С поленицы упало полено и больно тюкнуло Клайма по голове. Он выронил тетрадь и посмотрел на солнце. Ба, времени уже сколько, а в глотке сухо, как в Сахаре. Он встал, отряхнул штаны, сбросил пиджак и галстук и зашагал к бару.

Верные собутыльники, запотевшие кружки пива, а потом – виски со льдом и безо льда, а потом скотч… Все закружилось, скрылось за туманом вместе с тревогой… Разразилась гроза. А в баре было тихо, трещал камин, играли отблески свечей в зеркалах, поблескивали бутылки. Рай на земле.

Бредя домой, Клайм вымок до нитки. Впрочем, холода он не чувствовал – хорошо грело спиртное. Пошатываясь и размышляя, он подошел к калитке и остановился, мутным взглядом уставившись на мокрого лохматого пса, лежащего под кустом смородины. Пес уткнул косматую голову в лапы и поглядывал на Клайма с интересом.
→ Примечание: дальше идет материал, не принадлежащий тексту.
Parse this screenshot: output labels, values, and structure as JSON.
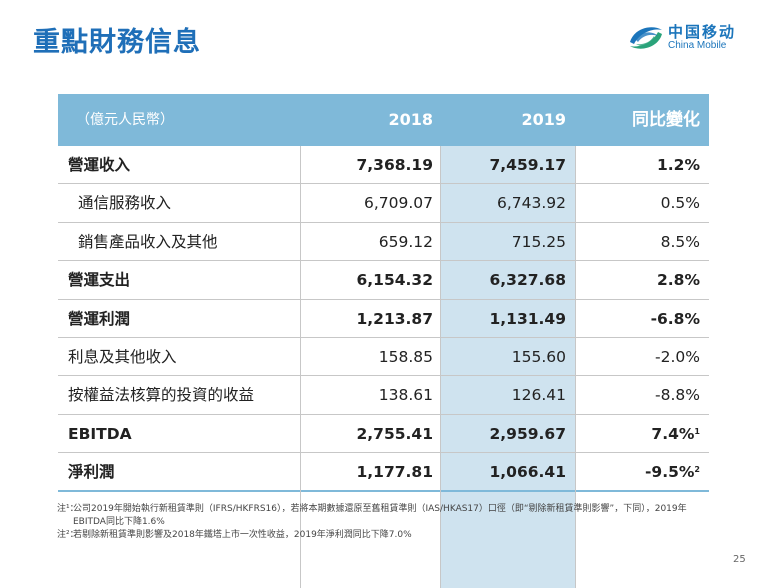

Изумляться уже не хотелось. Клайм просто поднял с земли камень и замахнулся. Пес заворчал, присел на задние лапы и показал белые сверкающие зубы. Вдруг сверкнула молния, раздался грохот столкнувшихся туч и сквозь него расслышал Клайм тихий свист. Пес поднялся, попятился, угрожая клыками, и рванул по улице, к черному силуэту, стоящему вдалеке. Силуэт в сумерках расплывался, а рядом угадывалась еще одна серая тень – высокая, широкоплечая, с распущенными длинными волосами. Этот второй тип поднял руку и бешено замахал ею. Клайму почудилось, что это Николас, с которым он только что пил, но одурманенный рассудок все же подсказал – Николас опередить Клайма никак не мог, да он еще оставался в баре, когда Клайм уходил.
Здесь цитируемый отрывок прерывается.